While waiting for the physical store to reopen, Davis worked to get it coronavirus-ready. There’s a shield at the front counter, he bought extra cleaning supplies and there are Xs on the floor to show shoppers where to stand so they can keep 6 feet apart. Masks are required of both shoppers and employees. Meet-and-greets and concerts are on hold.
Record sales happen by curbside pickup, home delivery
In addition to curbside pickup, owner Matt Vaughan has been in his car, making door-to-door deliveries. Some regulars have been placing multiple orders in a single week, he says.
Sales are down 50% compared to last year, but that’s an improvement from early on in the coronavirus shutdown when they were down by 70%. Vaughan says the past few months have been “a real kick in the a–.”
“We didn’t expect (online) to be as strong as it has been,” he said. “We’re just trying to save the world one record at a time.”
Another Seattle record store, Bop Street, recently announced it would close at the end of the month. Vaughan says that, unfortunately, he expects to see more of that in the future.

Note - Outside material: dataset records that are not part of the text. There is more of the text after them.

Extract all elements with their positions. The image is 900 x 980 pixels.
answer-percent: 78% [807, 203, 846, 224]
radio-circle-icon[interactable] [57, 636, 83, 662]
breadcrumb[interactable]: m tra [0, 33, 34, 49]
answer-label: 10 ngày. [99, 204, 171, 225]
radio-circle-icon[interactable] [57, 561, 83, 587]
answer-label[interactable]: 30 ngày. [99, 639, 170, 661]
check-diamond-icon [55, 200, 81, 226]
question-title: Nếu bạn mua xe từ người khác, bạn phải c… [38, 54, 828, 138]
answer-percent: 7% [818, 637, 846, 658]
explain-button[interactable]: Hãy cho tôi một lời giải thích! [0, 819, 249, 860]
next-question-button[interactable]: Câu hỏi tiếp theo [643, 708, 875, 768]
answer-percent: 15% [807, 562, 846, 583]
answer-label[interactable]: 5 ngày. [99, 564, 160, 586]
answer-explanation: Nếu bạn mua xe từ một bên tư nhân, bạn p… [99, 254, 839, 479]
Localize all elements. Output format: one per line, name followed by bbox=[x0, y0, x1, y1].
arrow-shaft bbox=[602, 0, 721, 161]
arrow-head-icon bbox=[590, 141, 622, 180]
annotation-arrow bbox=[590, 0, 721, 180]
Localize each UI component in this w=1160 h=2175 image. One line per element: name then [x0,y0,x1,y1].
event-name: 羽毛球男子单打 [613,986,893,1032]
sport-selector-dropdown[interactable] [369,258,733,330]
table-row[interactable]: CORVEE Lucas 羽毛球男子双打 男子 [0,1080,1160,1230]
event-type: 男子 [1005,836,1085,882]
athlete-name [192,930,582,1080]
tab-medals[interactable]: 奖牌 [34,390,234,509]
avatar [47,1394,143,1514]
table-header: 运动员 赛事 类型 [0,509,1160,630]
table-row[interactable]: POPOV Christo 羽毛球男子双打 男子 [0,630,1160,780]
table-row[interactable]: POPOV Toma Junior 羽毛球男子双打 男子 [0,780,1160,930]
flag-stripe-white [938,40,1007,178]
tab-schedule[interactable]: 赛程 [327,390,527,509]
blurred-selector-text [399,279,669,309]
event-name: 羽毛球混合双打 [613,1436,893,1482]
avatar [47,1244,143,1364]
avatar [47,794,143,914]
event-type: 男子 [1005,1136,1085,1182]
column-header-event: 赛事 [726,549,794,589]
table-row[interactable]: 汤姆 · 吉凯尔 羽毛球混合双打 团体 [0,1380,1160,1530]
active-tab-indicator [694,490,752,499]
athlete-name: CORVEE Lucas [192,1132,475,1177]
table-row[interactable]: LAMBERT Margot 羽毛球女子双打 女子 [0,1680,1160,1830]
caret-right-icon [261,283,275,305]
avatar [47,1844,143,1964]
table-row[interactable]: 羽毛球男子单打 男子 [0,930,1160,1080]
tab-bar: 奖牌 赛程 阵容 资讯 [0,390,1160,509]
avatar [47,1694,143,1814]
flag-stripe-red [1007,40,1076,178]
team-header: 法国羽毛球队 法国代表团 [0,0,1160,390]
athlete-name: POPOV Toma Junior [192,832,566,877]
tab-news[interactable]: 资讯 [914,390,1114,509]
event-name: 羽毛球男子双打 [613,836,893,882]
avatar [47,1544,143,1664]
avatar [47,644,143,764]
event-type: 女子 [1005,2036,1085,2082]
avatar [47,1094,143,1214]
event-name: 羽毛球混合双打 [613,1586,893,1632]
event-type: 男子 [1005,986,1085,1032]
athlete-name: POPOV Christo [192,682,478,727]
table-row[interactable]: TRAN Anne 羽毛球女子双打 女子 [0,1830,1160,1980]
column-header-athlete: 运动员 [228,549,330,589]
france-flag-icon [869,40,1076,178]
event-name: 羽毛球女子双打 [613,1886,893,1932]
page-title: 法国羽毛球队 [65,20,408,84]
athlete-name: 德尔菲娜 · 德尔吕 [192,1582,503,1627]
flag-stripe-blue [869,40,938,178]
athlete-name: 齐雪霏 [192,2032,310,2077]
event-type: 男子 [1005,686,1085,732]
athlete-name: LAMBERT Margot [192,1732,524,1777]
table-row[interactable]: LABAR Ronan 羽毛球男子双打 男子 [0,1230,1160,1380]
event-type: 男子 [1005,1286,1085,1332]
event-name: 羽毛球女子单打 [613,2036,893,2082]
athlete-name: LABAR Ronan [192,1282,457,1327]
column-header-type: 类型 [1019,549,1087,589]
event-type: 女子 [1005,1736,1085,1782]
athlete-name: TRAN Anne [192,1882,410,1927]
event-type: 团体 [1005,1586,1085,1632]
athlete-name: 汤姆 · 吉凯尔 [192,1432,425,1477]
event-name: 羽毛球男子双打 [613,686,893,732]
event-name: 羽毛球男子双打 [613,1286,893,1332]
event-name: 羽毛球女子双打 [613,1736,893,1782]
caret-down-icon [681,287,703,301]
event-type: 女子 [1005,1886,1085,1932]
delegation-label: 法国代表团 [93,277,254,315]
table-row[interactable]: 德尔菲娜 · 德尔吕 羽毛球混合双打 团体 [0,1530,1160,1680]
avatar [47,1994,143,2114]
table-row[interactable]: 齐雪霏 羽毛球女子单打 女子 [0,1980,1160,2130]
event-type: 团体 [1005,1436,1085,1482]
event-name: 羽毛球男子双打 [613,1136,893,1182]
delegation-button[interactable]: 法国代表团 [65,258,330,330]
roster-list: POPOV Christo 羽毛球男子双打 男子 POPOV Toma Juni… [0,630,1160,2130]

“This put us all on notice,” he said.
Artists have done their part to try to help Easy Street and others by donating albums and autographing merchandise, among other things.
“We’ve seen an outpouring of support from artists globally imploring their fans to go support record stores in a way we haven’t seen since the initial launch of Record Store Day so, ironically, COVID-19 made record stores extremely relevant again,” says event co-founder Michael Kurtz.
Under Seattle city rules, Vaughan could’ve reopened in early June, but he says he doesn’t feel confident enough to do that just yet. So, for now, he’s sticking with curbside and door-to-door deliveries while watching how things go for other businesses that did decide to reopen.
“Things are never going to be as normal as we remember them,” he said. “We have to realize that.”
Vinyl reissues on hold while stores are closed
Isaac Slusarenko, president of Portland’s Jackpot Records, says the coronavirus shutdown was an “unexpected curveball” that’s unlike anything the store and record label have seen in 30-plus years in business.
“I’m used to seeing and discussing music on a daily basis,” he said. “Record stores are a retail and community experience, which is something you can’t replicate online.”
Slusarenko is currently sitting on five vinyl reissues that had been ready to ship before most of the country went into lockdown. Now, their release has been pushed back to August at the earliest.
Recently reopened, the store’s hours are limited, there’s an occupancy limit and hand sanitizer stations are in place, among other precautions. Customers, he says, are ecstatic.
“During our closure, a lot of folks taped notes on our door to let us know they missed us,” Slusarenko said. “That was something that really helped retain our hope and sanity.
“I’ve had numerous conversations this week that Jackpot Records has been some customers’ first store outing except for groceries. Just finally being able to see customers in person has meant a lot.”